We then apply rubrics to diverse outputs and have our specialists validate results across quality levels. Rubrics are iteratively refined as new failure modes surface in production, requirements evolve based on user feedback, or agent capabilities improve.
Extracting Insights From Rubric Scores
A common reaction when first seeing a 60% rubric score is to assume that the agent is broken. This intuition comes from academic grading, where 60% means you missed almost half the material. Rubric-based evaluation works differently.
Our rubrics are designed to be aspirational and hill-climbable, capturing not just minimum acceptability but the full spectrum of quality up to expert-level excellence. A response that passes all required criteria and hits some additional criteria is doing its job well, even if the percentage looks modest. Additional criteria exist to give us room to measure improvement over time — if agents routinely scored 95%, we'd have no signal for optimization and no way to distinguish good from great.

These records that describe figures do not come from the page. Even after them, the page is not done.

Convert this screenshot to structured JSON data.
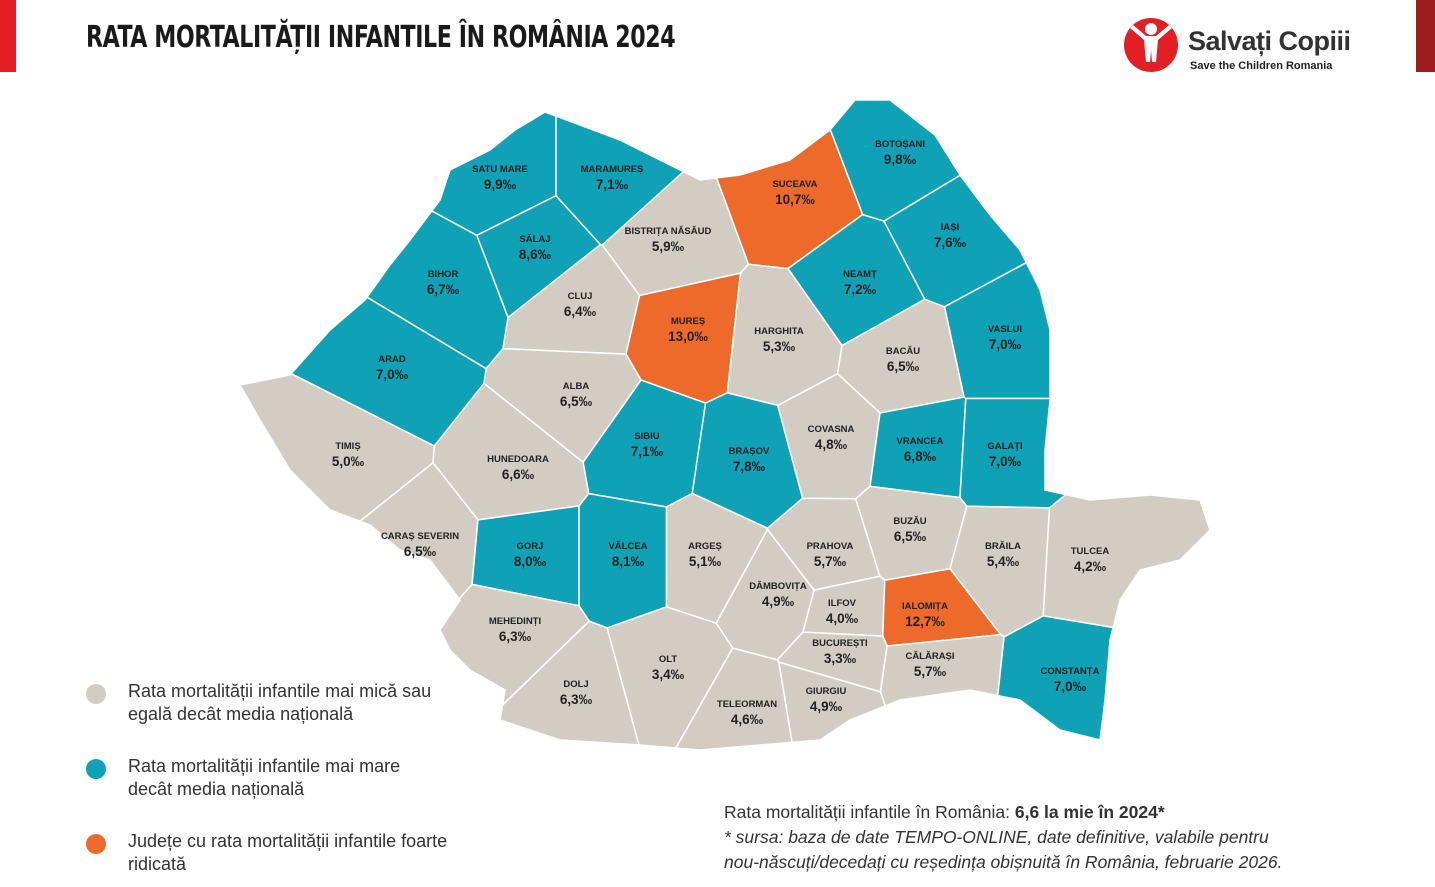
{
  "header": {
    "title": "RATA MORTALITĂȚII INFANTILE ÎN ROMÂNIA 2024",
    "logo_name": "Salvați Copiii",
    "logo_subtitle": "Save the Children Romania"
  },
  "legend": [
    {
      "label": "Rata mortalității infantile mai mică sau egală decât media națională",
      "color": "#d2ccc2"
    },
    {
      "label": "Rata mortalității infantile mai mare decât media națională",
      "color": "#0fa2b6"
    },
    {
      "label": "Județe cu rata mortalității infantile foarte ridicată",
      "color": "#ee6a2b"
    }
  ],
  "counties": [
    {
      "name": "SATU MARE",
      "rate": "9,9‰",
      "group": 1
    },
    {
      "name": "MARAMUREȘ",
      "rate": "7,1‰",
      "group": 1
    },
    {
      "name": "BOTOȘANI",
      "rate": "9,8‰",
      "group": 1
    },
    {
      "name": "SUCEAVA",
      "rate": "10,7‰",
      "group": 2
    },
    {
      "name": "SĂLAJ",
      "rate": "8,6‰",
      "group": 1
    },
    {
      "name": "BISTRIȚA NĂSĂUD",
      "rate": "5,9‰",
      "group": 0
    },
    {
      "name": "IAȘI",
      "rate": "7,6‰",
      "group": 1
    },
    {
      "name": "BIHOR",
      "rate": "6,7‰",
      "group": 1
    },
    {
      "name": "CLUJ",
      "rate": "6,4‰",
      "group": 0
    },
    {
      "name": "NEAMȚ",
      "rate": "7,2‰",
      "group": 1
    },
    {
      "name": "MUREȘ",
      "rate": "13,0‰",
      "group": 2
    },
    {
      "name": "HARGHITA",
      "rate": "5,3‰",
      "group": 0
    },
    {
      "name": "VASLUI",
      "rate": "7,0‰",
      "group": 1
    },
    {
      "name": "BACĂU",
      "rate": "6,5‰",
      "group": 0
    },
    {
      "name": "ARAD",
      "rate": "7,0‰",
      "group": 1
    },
    {
      "name": "ALBA",
      "rate": "6,5‰",
      "group": 0
    },
    {
      "name": "TIMIȘ",
      "rate": "5,0‰",
      "group": 0
    },
    {
      "name": "HUNEDOARA",
      "rate": "6,6‰",
      "group": 0
    },
    {
      "name": "SIBIU",
      "rate": "7,1‰",
      "group": 1
    },
    {
      "name": "BRAȘOV",
      "rate": "7,8‰",
      "group": 1
    },
    {
      "name": "COVASNA",
      "rate": "4,8‰",
      "group": 0
    },
    {
      "name": "VRANCEA",
      "rate": "6,8‰",
      "group": 1
    },
    {
      "name": "GALAȚI",
      "rate": "7,0‰",
      "group": 1
    },
    {
      "name": "CARAȘ SEVERIN",
      "rate": "6,5‰",
      "group": 0
    },
    {
      "name": "GORJ",
      "rate": "8,0‰",
      "group": 1
    },
    {
      "name": "VÂLCEA",
      "rate": "8,1‰",
      "group": 1
    },
    {
      "name": "ARGEȘ",
      "rate": "5,1‰",
      "group": 0
    },
    {
      "name": "PRAHOVA",
      "rate": "5,7‰",
      "group": 0
    },
    {
      "name": "BUZĂU",
      "rate": "6,5‰",
      "group": 0
    },
    {
      "name": "BRĂILA",
      "rate": "5,4‰",
      "group": 0
    },
    {
      "name": "TULCEA",
      "rate": "4,2‰",
      "group": 0
    },
    {
      "name": "DÂMBOVIȚA",
      "rate": "4,9‰",
      "group": 0
    },
    {
      "name": "MEHEDINȚI",
      "rate": "6,3‰",
      "group": 0
    },
    {
      "name": "ILFOV",
      "rate": "4,0‰",
      "group": 0
    },
    {
      "name": "IALOMIȚA",
      "rate": "12,7‰",
      "group": 2
    },
    {
      "name": "BUCUREȘTI",
      "rate": "3,3‰",
      "group": 0
    },
    {
      "name": "CĂLĂRAȘI",
      "rate": "5,7‰",
      "group": 0
    },
    {
      "name": "CONSTANȚA",
      "rate": "7,0‰",
      "group": 1
    },
    {
      "name": "DOLJ",
      "rate": "6,3‰",
      "group": 0
    },
    {
      "name": "OLT",
      "rate": "3,4‰",
      "group": 0
    },
    {
      "name": "TELEORMAN",
      "rate": "4,6‰",
      "group": 0
    },
    {
      "name": "GIURGIU",
      "rate": "4,9‰",
      "group": 0
    }
  ],
  "footer": {
    "national_label": "Rata mortalității infantile în România:",
    "national_value": "6,6 la mie în 2024*",
    "source_lines": [
      "* sursa: baza de date TEMPO-ONLINE, date definitive, valabile pentru",
      "nou-născuți/decedați cu reședința obișnuită în România, februarie 2026."
    ]
  }
}
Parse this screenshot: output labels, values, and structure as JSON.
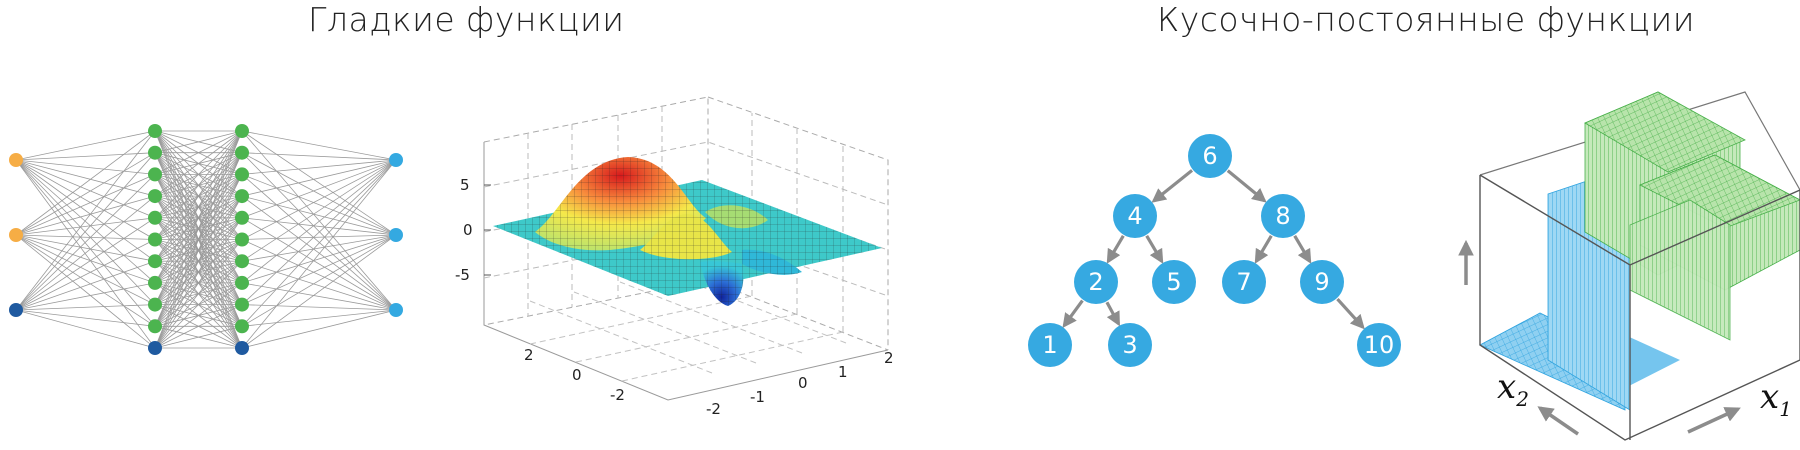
{
  "titles": {
    "left": "Гладкие функции",
    "right": "Кусочно-постоянные функции"
  },
  "colors": {
    "input_orange": "#f6ad45",
    "input_dark_blue": "#1f5aa0",
    "hidden_green": "#4cb44f",
    "output_blue": "#34a9e1",
    "tree_node": "#36a9e1",
    "edge_gray": "#8c8c8c",
    "grid_gray": "#9a9a9a",
    "box_blue": "#6ec3ee",
    "box_green": "#8ed37f"
  },
  "neural_net": {
    "layers": [
      {
        "name": "input",
        "count": 3,
        "colors": [
          "#f6ad45",
          "#f6ad45",
          "#1f5aa0"
        ]
      },
      {
        "name": "hidden-1",
        "count": 11,
        "last_color": "#1f5aa0"
      },
      {
        "name": "hidden-2",
        "count": 11,
        "last_color": "#1f5aa0"
      },
      {
        "name": "output",
        "count": 3
      }
    ]
  },
  "surface_plot": {
    "z_ticks": [
      "5",
      "0",
      "-5"
    ],
    "y_ticks": [
      "2",
      "0",
      "-2"
    ],
    "x_ticks": [
      "-2",
      "-1",
      "0",
      "1",
      "2"
    ]
  },
  "tree": {
    "nodes": [
      {
        "id": "n6",
        "label": "6"
      },
      {
        "id": "n4",
        "label": "4"
      },
      {
        "id": "n8",
        "label": "8"
      },
      {
        "id": "n2",
        "label": "2"
      },
      {
        "id": "n5",
        "label": "5"
      },
      {
        "id": "n7",
        "label": "7"
      },
      {
        "id": "n9",
        "label": "9"
      },
      {
        "id": "n1",
        "label": "1"
      },
      {
        "id": "n3",
        "label": "3"
      },
      {
        "id": "n10",
        "label": "10"
      }
    ],
    "edges": [
      [
        "n6",
        "n4"
      ],
      [
        "n6",
        "n8"
      ],
      [
        "n4",
        "n2"
      ],
      [
        "n4",
        "n5"
      ],
      [
        "n8",
        "n7"
      ],
      [
        "n8",
        "n9"
      ],
      [
        "n2",
        "n1"
      ],
      [
        "n2",
        "n3"
      ],
      [
        "n9",
        "n10"
      ]
    ]
  },
  "piecewise": {
    "x1_label": "x",
    "x1_sub": "1",
    "x2_label": "x",
    "x2_sub": "2"
  }
}
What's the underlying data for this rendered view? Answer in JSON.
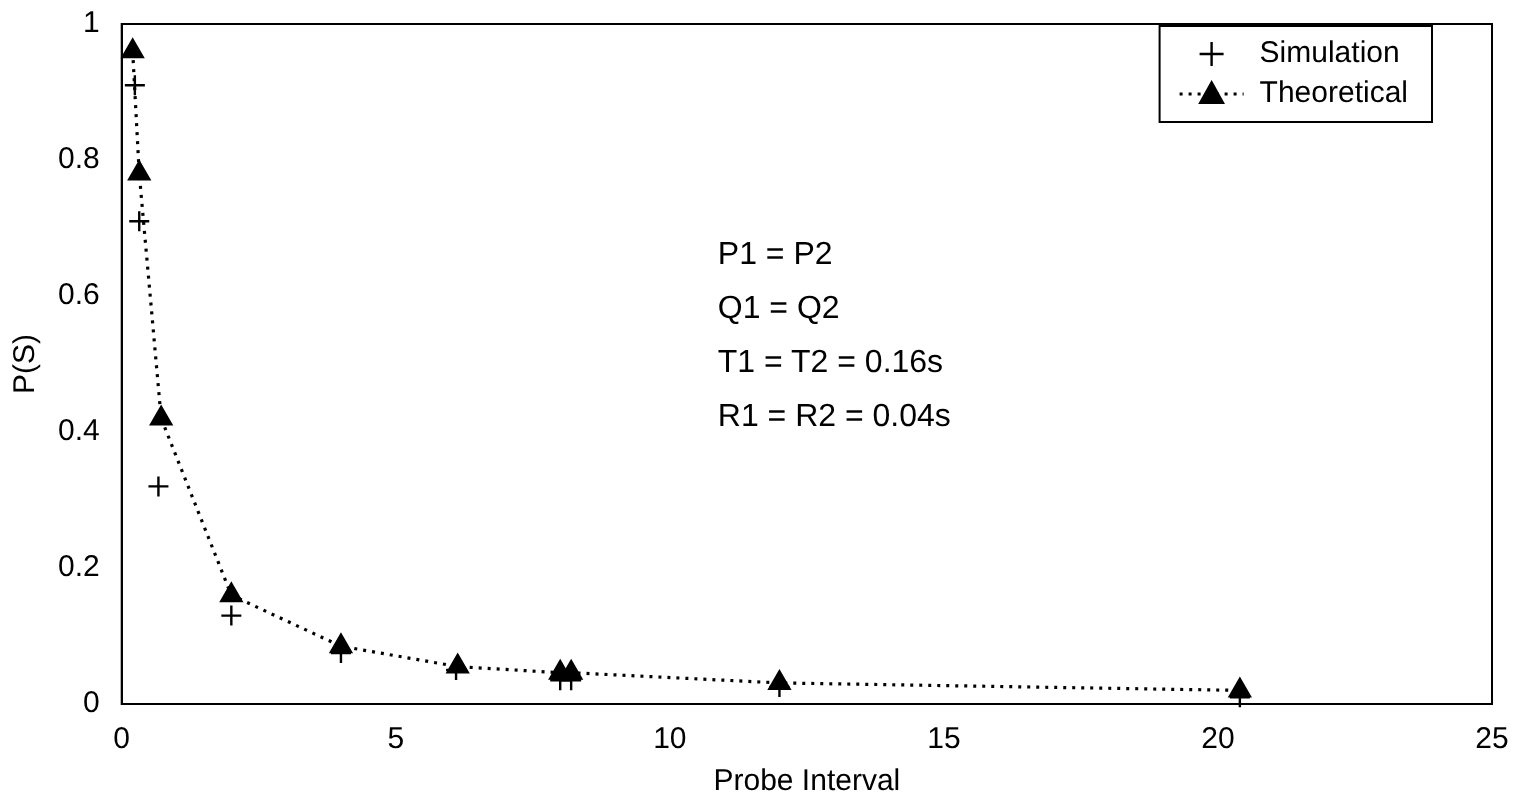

This framework generates detailed diagnostics rather than flat test scores.
Why Agent Evaluation Requires Quantitative Evidence
End-to-end evaluations capture emergent behaviors and system-level quality, but they don't tell you why an agent failed or where to fix it. For AI agents taking on increasingly complex tasks, that diagnostic gap matters. Subagent testing often relies on anecdotal evidence rather than quantitative measurement — especially when there's rarely a single "correct" answer to evaluate against.
Hebbia's approach combines deterministic checks with rubric-based LLM grading to fill this gap. Domain expert-driven rubric design, variance-controlled scoring, and granular pass/fail criteria give us concrete, actionable insight into each subagent's strengths and weaknesses. The result is faster diagnosis, targeted architectural improvements, and agent development grounded in evidence rather than intuition.